本編の目的は、所謂「エタ」が我が日本民族上、いかなる地位にあるものなるかを明らかにせんとするのにある。そして今説明の便宜上、まずその結論を初めに廻して、一言にして自分の所信を言えば、もと「エタ」と呼ばれたものは、現に日本民族と呼ばれているものと、民族上何ら区別あるものではないという事に帰するのである。ただその執っておった職業や、境遇上の問題からして、種々の沿革・変遷を経て、徳川時代の所謂「穢多」なるものが出来上がった。その川の末は「エタ」という大きな流れになっておっても、その水源は必ずしも他の普通民の祖先と、そう違ったものではなかった。その中に運の悪い道筋を取ったものが、彼方の山から、此方の谷から、いろいろと落ち合って、遂に一つの「エタ」という大川になったのである。さればその本流・支流の水源を尋ねたならば、決してそう賤しいものばかりではない。またよしやそれが賤しいと認められていたものであっても、その流れのすべてが後の所謂エタになったのではない。或るものは所謂非人仲間に這入って、つとに解放せられているのもあれば、或るものは非人という階級を経ずして、そのまま普通民になっているのも甚だ多いのみならず、普通民の少からぬ数が、また後からここに落ち合っているのもあるのである。もとエタと呼ばれ、現に特殊部落民として認められているものは、現在北海道と沖縄県とを除いては、殆ど全国到る地方にあると言ってよい。北海道にも現にその筋のものの移住者が無いでもないが、それはつとに解放されて、特殊部落民としては認められておらぬ。また東京の様な入り込みの地方では、既に忘れられているものが甚だ多い。

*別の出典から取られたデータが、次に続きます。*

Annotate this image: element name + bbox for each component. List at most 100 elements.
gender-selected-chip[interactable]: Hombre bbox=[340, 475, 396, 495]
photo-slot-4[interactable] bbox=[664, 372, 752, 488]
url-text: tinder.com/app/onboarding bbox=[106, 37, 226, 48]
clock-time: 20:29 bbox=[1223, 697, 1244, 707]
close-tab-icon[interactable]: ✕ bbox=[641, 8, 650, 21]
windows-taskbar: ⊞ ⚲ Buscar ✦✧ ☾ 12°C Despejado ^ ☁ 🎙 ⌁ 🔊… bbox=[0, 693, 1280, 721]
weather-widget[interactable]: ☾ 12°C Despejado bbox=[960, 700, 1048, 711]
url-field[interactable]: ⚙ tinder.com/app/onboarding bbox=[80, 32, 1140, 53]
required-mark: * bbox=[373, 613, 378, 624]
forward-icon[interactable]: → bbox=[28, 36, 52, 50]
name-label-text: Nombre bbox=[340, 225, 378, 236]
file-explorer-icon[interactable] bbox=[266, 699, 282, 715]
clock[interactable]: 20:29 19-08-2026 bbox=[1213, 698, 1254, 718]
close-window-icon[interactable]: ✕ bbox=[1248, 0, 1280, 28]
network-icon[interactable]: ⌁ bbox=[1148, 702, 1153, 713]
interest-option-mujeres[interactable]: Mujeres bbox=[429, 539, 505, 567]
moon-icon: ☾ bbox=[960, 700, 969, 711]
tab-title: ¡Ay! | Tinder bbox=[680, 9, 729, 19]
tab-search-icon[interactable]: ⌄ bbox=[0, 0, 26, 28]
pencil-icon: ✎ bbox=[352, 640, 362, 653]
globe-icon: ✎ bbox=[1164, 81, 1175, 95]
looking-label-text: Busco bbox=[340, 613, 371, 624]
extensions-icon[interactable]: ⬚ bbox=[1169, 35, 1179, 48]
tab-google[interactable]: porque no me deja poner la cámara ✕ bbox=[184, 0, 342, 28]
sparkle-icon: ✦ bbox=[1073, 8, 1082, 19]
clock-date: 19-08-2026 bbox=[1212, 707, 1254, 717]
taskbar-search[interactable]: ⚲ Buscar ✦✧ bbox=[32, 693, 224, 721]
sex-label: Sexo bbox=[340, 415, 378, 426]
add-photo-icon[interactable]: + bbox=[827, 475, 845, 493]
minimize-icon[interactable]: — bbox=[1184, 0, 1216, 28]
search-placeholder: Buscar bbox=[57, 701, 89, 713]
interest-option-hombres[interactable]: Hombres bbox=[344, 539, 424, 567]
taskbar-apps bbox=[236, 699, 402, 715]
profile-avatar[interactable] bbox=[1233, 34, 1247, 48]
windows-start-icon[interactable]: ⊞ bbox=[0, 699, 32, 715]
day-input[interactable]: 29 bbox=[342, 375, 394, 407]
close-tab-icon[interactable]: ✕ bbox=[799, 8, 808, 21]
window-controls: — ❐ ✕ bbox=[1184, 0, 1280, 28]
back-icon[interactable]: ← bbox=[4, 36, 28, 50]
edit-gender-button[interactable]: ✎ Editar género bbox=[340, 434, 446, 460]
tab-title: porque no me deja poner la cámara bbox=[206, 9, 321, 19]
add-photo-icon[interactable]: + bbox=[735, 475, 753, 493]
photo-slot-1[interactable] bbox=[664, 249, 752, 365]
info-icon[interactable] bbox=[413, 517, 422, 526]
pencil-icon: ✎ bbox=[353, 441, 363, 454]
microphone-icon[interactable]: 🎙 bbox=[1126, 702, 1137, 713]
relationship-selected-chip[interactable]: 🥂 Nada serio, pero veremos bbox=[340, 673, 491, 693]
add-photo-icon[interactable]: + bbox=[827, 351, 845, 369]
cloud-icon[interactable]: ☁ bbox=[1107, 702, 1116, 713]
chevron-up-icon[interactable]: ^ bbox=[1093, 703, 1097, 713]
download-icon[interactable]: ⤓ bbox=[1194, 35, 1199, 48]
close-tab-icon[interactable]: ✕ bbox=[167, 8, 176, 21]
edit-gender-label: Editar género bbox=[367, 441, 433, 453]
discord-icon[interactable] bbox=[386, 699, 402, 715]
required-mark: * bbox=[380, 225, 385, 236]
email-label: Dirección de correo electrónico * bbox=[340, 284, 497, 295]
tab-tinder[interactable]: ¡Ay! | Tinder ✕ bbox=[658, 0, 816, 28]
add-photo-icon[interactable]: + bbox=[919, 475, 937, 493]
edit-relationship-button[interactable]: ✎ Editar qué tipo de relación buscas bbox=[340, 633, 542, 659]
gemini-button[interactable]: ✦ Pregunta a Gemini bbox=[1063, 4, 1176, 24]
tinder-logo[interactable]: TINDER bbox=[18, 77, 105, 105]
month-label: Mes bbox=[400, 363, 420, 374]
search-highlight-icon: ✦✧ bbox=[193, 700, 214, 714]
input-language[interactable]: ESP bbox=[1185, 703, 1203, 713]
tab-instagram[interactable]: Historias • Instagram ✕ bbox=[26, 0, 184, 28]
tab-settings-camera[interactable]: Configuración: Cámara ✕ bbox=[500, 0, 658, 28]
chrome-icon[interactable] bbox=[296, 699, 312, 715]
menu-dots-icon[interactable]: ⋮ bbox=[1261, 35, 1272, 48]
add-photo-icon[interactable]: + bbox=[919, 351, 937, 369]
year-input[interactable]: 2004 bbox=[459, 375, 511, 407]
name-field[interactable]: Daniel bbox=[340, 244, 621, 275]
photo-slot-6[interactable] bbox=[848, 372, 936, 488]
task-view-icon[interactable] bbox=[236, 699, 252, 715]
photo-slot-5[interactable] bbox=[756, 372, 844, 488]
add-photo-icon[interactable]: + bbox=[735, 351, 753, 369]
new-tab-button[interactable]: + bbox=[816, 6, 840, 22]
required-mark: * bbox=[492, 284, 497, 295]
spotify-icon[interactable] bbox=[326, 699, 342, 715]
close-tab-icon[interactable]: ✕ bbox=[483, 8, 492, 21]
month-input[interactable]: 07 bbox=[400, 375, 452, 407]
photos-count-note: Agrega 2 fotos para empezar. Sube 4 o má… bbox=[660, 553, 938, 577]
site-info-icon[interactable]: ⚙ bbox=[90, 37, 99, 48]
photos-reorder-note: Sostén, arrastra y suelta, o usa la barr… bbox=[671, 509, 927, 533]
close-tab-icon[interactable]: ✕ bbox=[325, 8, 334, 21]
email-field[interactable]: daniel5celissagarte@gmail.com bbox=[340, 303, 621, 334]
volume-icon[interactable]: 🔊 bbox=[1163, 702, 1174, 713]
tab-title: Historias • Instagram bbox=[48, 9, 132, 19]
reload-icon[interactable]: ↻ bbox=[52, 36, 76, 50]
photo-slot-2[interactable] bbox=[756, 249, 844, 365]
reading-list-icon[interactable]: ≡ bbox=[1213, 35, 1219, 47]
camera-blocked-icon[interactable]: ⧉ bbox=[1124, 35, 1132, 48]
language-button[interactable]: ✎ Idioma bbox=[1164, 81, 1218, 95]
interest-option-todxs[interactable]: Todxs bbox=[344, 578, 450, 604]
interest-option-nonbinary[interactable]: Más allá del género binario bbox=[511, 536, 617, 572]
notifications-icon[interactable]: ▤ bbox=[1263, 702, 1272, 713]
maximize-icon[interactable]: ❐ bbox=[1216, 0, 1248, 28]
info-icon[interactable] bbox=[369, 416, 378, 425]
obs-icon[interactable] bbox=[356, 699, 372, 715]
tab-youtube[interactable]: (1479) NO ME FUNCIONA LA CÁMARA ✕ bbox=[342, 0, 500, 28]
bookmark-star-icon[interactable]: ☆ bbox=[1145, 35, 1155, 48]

現在部落民として認められるものは、普通民との数の比較の上から云えば、畿内地方から、兵庫・和歌山・三重・滋賀等、畿内の付近地方が最も濃厚で、岡山・広島等の中国筋から、四国・九州北部という方面がこれにつぎ、関東では埼玉・群馬などに比較的多いが、九州の南部、奥羽の北部など、中央から遠ざかるに従って次第に減少の態となり、青森県では現にただ一部落二百二十四人という数がかぞえられているだけである。

しかしながら、ともかくも彼らはかく広く行き渡っているのであるから、それが同一根源から蕃殖移住したものだとのみは考えにくい。各地に於いてもと起原を異にしたもので、同一状態の下におったものが、後世法令上の「穢多」という同一の残酷な名称の下に、一括せられたのであることは想像しやすいところである。したがって地方によっては、今もなおそれぞれ異った名称を用い、エタという名を知らぬ所すら少くないのである。